Let the numbers be $a$ and $b$.

Then,

$$\begin{aligned} A & =\frac{a+b}{2} \\ \Rightarrow \quad 2 A & =a+b\quad \text{.... (i)} \end{aligned}$$

and $G_1, G_2$ be geometric mean between $a$ and $b$, then $a, G_1, G_2, b$ are in GP.

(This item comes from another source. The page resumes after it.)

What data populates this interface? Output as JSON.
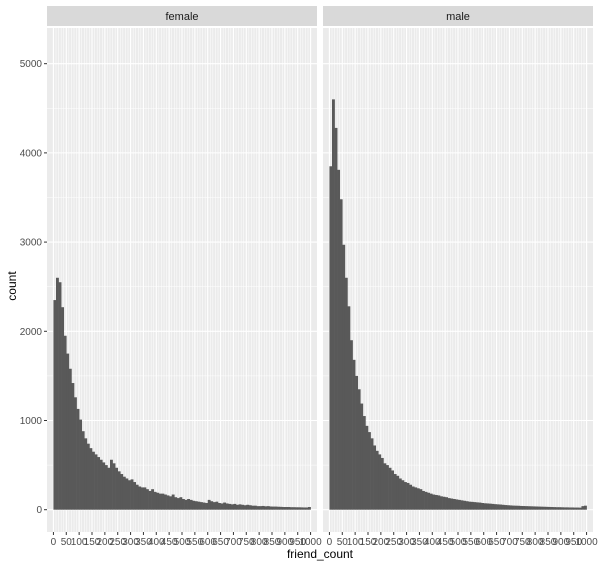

Let $r$ be the common ratio.

Then,

$$\begin{aligned} & b=a r^{4-1} \quad \left[\because a_n=a r^{n-1}\right] \\ \Rightarrow\quad& b=a r^3 \Rightarrow \frac{b}{a}=r^3 \\ \therefore \quad& r=\left(\frac{b}{a}\right)^{1 / 3} \end{aligned}$$

Now, $$G_1=a r=a\left(\frac{b}{a}\right)^{1 / 3} \quad\left[\because r=\left(\frac{b}{a}\right)^{1 / 3}\right]$$

and $$G_2=a r^2=a\left(\frac{b}{a}\right)^{2 / 3}$$

$$\begin{aligned} \text{RHS} & =\frac{G_1^2}{G_2}+\frac{G_2^2}{G_1}=\frac{\left[a\left(\frac{b}{a}\right)^{1 / 3}\right]^2}{a\left(\frac{b}{a}\right)^{2 / 3}}+\frac{\left[a\left(\frac{b}{a}\right)^{2 / 3}\right]^2}{a\left(\frac{b}{a}\right)^{1 / 3}} \\ & =\frac{a^2\left(\frac{b}{a}\right)^{2 / 3}}{a\left(\frac{b}{a}\right)^{2 / 3}}+\frac{a^2\left(\frac{b}{a}\right)^{4 / 3}}{a\left(\frac{b}{a}\right)^{1 / 3}} \\ & =a+a\left(\frac{b}{a}\right)=a+b=2 A \quad \text{[using Eq. (i)]}\\ & =\text { LHS } \end{aligned}$$